Anche la nostra religione non è certo un nucleo dal significato immutabile e inscindibile: in essa si intrecciano giochi di simboli e figure, e spirali narrative disorientanti e frammentate. Un Vecchio e un Antico Testamento separati dall’invisibile quanto arbitrario solco imposto da un regista ignoto quanto la mano che ha vergato i nostri sacri testi. Personaggi che rubano la scena e scompaiono, puniti o graziati da un dietro le quinte tanto invisibile quanto drammatico.

Dio è parola, Dio è linguaggio, e il nostro linguaggio cresce e si evolve con lui. Se la nostra anima palpita con il respiro, la creazione si riflette e si aggroviglia nel nostro linguaggio. In fondo, ciò che ha sempre distinto Adamo dagli angeli era il dono ricevuto di sape attribuire nomi alle creature.

Credo sia necessario riscoprire la sacralità del linguaggio, trasformare in rito ogni comunicazione, dalla più spontanea e quotidiana a quella frutto di attente preparazioni per non deludere durante un’occasione speciale.

La comunicazione è l’essenza di Dio. Il primo atto di Dio è comunicare la luce. Dio è comunicazione: crea perché ha bisogno di comunicare sé stesso. Comunicare è il bisogno primario dell’uomo: sopravvivenza, istinto, e caccia al cibo sono solo attività di contorno che permettono all’uomo di sostentare la sua attività principale, ossia la comunicazione.

Ma comunicare non significa essere obbligati a parlare: proprio come Dio quando si cela, spesso la forma più efficace di comunicazione è il silenzio. E utilizzare il linguaggio non significa banalizzare le parole o essere obbligati a un flusso continuo e frastornante di costrutti semantici. Poche e scelte parole comunicano meglio di tanto baccano, proprio come un calice di buon vino rende più saggi senza ubriacare.

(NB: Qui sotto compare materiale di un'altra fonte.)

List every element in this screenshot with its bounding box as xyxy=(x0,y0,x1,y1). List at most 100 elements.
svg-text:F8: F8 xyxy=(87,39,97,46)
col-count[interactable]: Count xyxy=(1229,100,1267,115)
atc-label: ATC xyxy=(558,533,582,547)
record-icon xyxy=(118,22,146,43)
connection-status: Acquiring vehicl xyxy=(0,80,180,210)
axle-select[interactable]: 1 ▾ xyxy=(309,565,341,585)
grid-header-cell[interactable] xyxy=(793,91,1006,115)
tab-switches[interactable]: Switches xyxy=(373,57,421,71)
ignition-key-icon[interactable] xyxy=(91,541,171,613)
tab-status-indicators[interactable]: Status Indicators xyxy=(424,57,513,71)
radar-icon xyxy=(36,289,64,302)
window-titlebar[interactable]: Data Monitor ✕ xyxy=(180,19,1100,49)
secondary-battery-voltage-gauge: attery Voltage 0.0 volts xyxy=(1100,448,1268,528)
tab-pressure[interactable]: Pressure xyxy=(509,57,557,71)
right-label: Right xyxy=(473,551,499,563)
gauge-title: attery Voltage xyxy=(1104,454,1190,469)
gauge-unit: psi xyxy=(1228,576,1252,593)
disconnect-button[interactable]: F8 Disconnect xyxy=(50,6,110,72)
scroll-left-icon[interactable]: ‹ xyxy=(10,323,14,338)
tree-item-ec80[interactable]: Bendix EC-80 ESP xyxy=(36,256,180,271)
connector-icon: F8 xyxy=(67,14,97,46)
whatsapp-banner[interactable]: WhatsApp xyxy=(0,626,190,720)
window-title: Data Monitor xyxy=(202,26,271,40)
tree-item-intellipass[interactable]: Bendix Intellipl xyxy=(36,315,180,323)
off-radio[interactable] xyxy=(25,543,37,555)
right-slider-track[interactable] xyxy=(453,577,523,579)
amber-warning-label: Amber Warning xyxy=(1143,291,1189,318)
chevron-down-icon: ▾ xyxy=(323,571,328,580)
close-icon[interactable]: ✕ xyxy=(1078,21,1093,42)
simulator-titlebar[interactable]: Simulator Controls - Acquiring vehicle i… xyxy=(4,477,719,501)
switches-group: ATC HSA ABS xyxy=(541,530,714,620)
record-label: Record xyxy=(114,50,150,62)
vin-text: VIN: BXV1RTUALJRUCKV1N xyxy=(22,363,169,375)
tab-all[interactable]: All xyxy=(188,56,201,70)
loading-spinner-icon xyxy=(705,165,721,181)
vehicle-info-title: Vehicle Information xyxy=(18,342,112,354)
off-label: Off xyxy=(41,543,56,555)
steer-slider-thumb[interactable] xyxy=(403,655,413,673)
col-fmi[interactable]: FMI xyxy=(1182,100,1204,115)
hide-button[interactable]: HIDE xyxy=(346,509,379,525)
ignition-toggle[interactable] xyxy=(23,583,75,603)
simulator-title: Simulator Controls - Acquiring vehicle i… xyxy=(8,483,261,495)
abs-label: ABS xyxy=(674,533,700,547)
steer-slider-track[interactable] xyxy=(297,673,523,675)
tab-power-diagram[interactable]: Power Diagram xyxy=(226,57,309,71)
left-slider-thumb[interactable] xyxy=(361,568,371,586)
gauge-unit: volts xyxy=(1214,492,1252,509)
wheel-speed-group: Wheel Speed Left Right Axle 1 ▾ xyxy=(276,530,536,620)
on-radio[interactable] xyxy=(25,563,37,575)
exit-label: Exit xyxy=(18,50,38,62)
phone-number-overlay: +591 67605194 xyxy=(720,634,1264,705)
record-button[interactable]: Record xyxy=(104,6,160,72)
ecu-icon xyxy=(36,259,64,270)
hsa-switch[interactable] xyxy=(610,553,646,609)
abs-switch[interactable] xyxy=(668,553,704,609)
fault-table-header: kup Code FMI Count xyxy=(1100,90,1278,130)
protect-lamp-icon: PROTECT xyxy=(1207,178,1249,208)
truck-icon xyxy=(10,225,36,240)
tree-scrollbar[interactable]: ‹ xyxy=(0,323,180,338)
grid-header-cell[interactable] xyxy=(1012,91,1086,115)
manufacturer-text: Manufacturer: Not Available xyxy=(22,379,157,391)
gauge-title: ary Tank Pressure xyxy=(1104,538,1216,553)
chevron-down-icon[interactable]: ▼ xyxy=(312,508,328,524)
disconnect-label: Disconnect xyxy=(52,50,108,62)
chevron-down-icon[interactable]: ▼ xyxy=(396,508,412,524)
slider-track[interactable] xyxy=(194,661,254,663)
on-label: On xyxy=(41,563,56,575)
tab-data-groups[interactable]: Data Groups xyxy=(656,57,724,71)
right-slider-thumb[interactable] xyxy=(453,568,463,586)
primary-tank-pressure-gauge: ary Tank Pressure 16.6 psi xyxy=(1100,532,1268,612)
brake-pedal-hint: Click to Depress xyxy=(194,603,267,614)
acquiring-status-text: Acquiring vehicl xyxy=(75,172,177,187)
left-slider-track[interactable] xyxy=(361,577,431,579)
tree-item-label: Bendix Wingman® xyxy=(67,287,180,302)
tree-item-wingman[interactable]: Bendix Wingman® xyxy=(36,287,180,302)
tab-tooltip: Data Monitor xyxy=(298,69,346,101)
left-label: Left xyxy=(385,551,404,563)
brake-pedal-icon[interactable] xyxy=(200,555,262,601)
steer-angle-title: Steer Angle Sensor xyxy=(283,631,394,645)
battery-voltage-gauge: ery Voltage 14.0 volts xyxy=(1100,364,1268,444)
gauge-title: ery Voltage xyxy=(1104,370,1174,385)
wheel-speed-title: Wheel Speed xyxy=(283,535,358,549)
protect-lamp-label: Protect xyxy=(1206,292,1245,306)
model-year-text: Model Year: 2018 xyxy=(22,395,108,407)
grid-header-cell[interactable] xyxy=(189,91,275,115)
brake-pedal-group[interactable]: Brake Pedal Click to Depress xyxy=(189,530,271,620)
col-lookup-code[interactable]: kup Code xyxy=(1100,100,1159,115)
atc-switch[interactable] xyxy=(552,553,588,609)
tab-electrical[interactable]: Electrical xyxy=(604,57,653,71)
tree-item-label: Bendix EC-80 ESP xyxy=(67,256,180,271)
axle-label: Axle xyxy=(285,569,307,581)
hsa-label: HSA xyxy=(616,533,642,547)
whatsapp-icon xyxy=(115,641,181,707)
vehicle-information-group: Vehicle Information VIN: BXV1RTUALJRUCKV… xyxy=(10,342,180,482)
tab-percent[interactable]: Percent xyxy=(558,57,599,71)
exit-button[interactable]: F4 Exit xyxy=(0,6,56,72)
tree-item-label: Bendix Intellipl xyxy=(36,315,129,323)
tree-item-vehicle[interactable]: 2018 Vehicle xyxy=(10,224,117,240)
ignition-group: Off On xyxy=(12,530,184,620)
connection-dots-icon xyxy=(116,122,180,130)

Cercare la nostra dimensione del linguaggio, riscoprire un rapporto intimo, un ritmo con cui siamo a nostro agio con le parole: questo significa ritornare ad amare il linguaggio come merita, proprio come se stessimo rimettendo piede in una chiesa che non frequentiamo da tanti anni, e ci accorgessimo di quanto la penombra di quel quieto raccoglimento ci riporta in pace con noi stessi.

Amare Dio significa amare le parole che pronunciamo, fare tesoro da quel dono che ci sgorga dalle labbra, coltivarlo e vegliarlo, proteggendolo da bugie e calunnie. Non a caso per gli antichi ebrei uno dei peccati più gravi era la maldicenza.

Chi corrompe il linguaggio, o abusa delle parole, recide il più forte legame che gli è stato donato per riconciliarsi con la sorgente. il linguaggio non è solo un dono: è uno specchio che, se conservato lucido e scintillante, ha il potere i riflettere ben più che noi stessi. Può mostrare il volto di Dio.